Just as there are NO "socialist" economies in the Western industrialized world today either. Socialism is predicated on the elimination of private property rights (the private ownership of homes, land and businesses).

The closest things to real socialist ecomnomies today are Haiti's, Venezuela and Zimbabwe.

America, Japan and Western Europe all have Corporatist economies.

The idea that such things as a larger, more generous welfare state, a gauranteed income and free health care are "socialistic ideas" is ahistoric and inane.

ALL those ideas are fascistic ideas...they were all advanced by earlier fascists like Musolinni, and I'm not belittling those ideas by acknowledging that. Many, perhaps even MOST of Musolinni's ideas actually worked - the gauranteed income, and other huge giveaways, not as much.

Suffice to say, the U.S., Japan and Western Europe ALL have Corporatist economies - highly regulated economies, in which the government PROTECTS large, established companies by regulating smaller, more innovative start-ups out of the market.

Corporatism trades AWAY some of the incredible productivity and prosperity that an unbridled free market generates in exchange for more stability and security for both workers and their employers.

What the current mortgage meltdown is all about is failed regulation and it was "failed regulation" because it sought to engage in some bone-headed social engineering.

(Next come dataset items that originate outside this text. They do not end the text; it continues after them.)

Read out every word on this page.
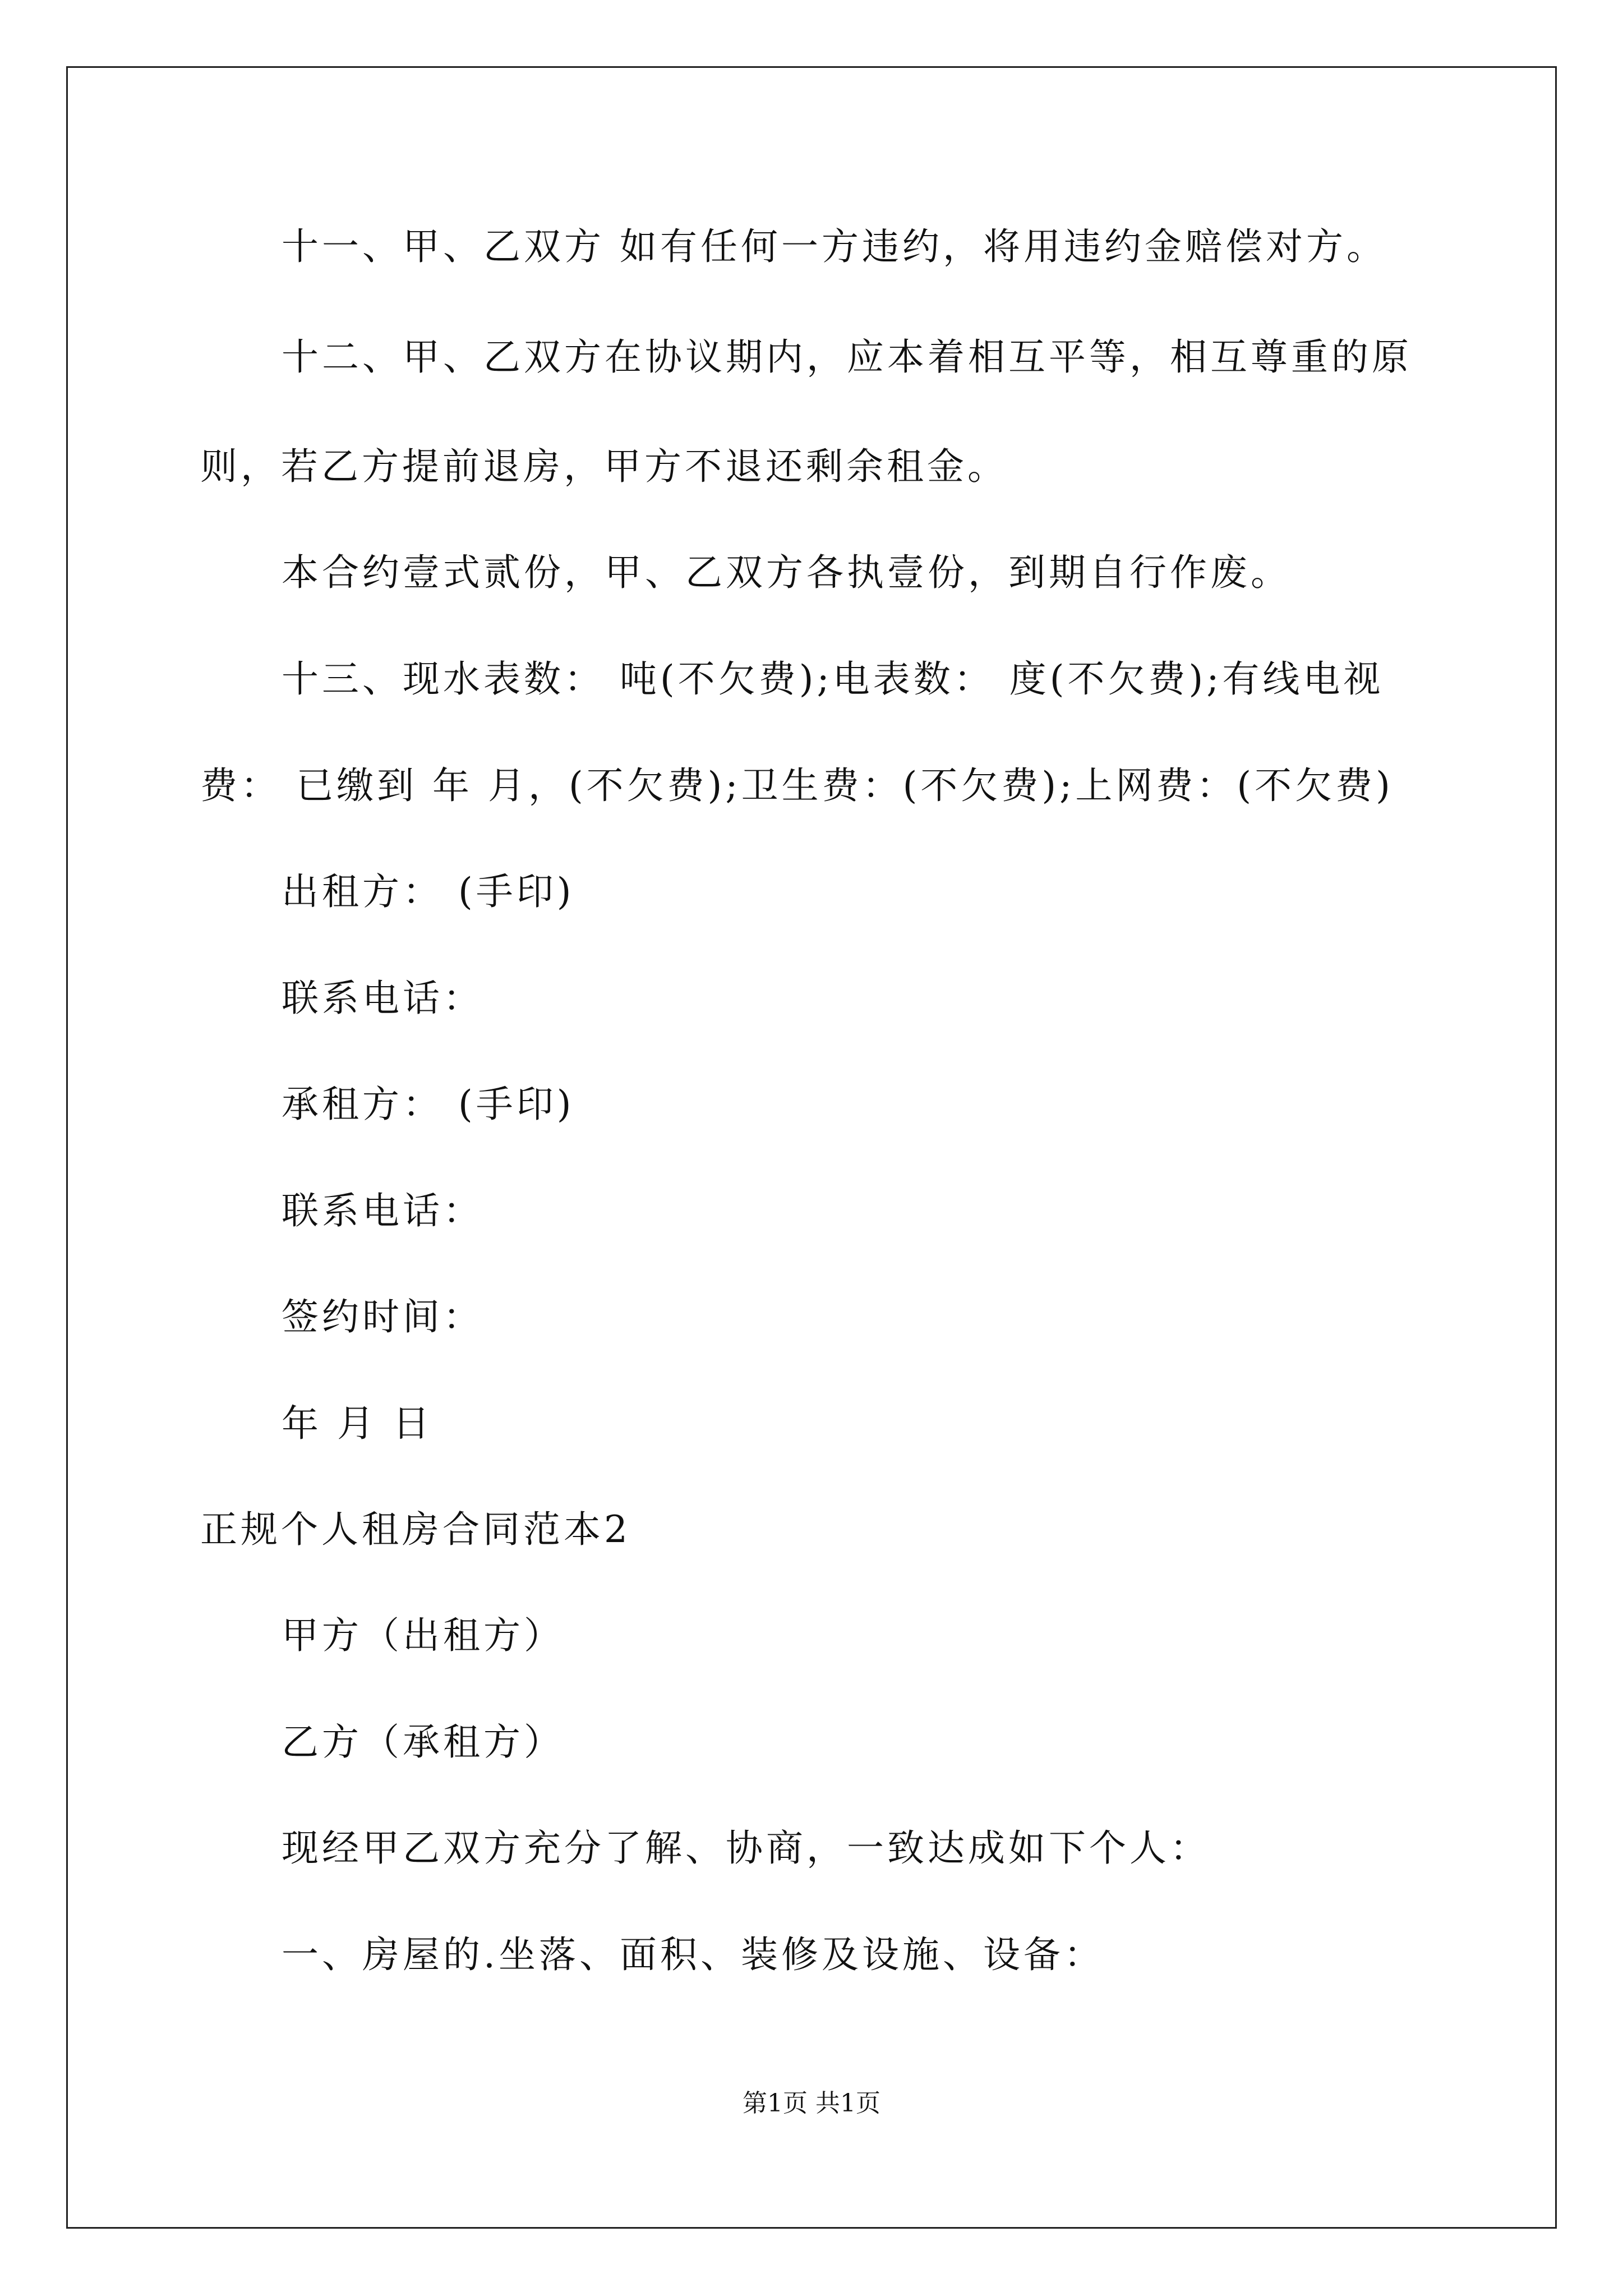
十一、甲、乙双方 如有任何一方违约，将用违约金赔偿对方。
十二、甲、乙双方在协议期内，应本着相互平等，相互尊重的原
则，若乙方提前退房，甲方不退还剩余租金。
本合约壹式贰份，甲、乙双方各执壹份，到期自行作废。
十三、现水表数： 吨(不欠费);电表数： 度(不欠费);有线电视
费： 已缴到 年 月，(不欠费);卫生费：(不欠费);上网费：(不欠费)
出租方： (手印)
联系电话：
承租方： (手印)
联系电话：
签约时间：
年 月 日
正规个人租房合同范本2
甲方（出租方）
乙方（承租方）
现经甲乙双方充分了解、协商，一致达成如下个人：
一、房屋的.坐落、面积、装修及设施、设备：
第1页 共1页
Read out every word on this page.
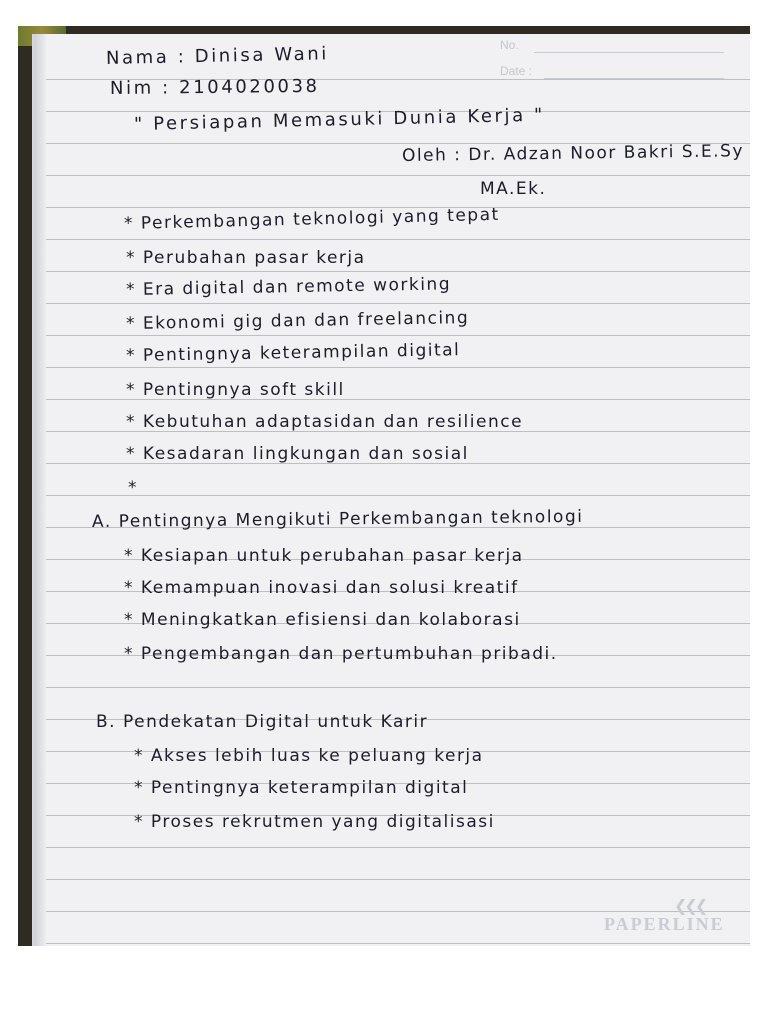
No.
Date :
Nama : Dinisa Wani
Nim : 2104020038
" Persiapan Memasuki Dunia Kerja "
Oleh : Dr. Adzan Noor Bakri S.E.Sy
MA.Ek.
* Perkembangan teknologi yang tepat
* Perubahan pasar kerja
* Era digital dan remote working
* Ekonomi gig dan dan freelancing
* Pentingnya keterampilan digital
* Pentingnya soft skill
* Kebutuhan adaptasidan dan resilience
* Kesadaran lingkungan dan sosial
*
A. Pentingnya Mengikuti Perkembangan teknologi
* Kesiapan untuk perubahan pasar kerja
* Kemampuan inovasi dan solusi kreatif
* Meningkatkan efisiensi dan kolaborasi
* Pengembangan dan pertumbuhan pribadi.
B. Pendekatan Digital untuk Karir
* Akses lebih luas ke peluang kerja
* Pentingnya keterampilan digital
* Proses rekrutmen yang digitalisasi
❮❮❮
PAPERLINE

The idea that "credit socialism" is predicated on, that "poor people shouldn't be excluded to the primary source of wealth creation (capital markets via credit) merely because they are "poor" and thus "high risk," according to financial institutions," is NOT, as Bill O'Reilly and others have said, "a noble one," it is an extremely ignoble and unworkable one.

BOTH wealth creation and poverty are caused by human behaviors and BOTH are deliberately created - wealth creation via self-discipline, ruthless taking advantage of opportunities and delaying gratification, and poverty by recklessness and irresponsibility, sloth and the inability to delay gratification today in hopes of something better tomorrow.

In so much as government action CANNOT control the free actions of free individuals, government is powerless to help poor and self-destructive people make better choices, any more than it can help others who possess more valuable skills and overarching ambitions from accruing disproportionate amounts of wealth.

The current finanical crisis is a failure of social engineering via "credit socialism."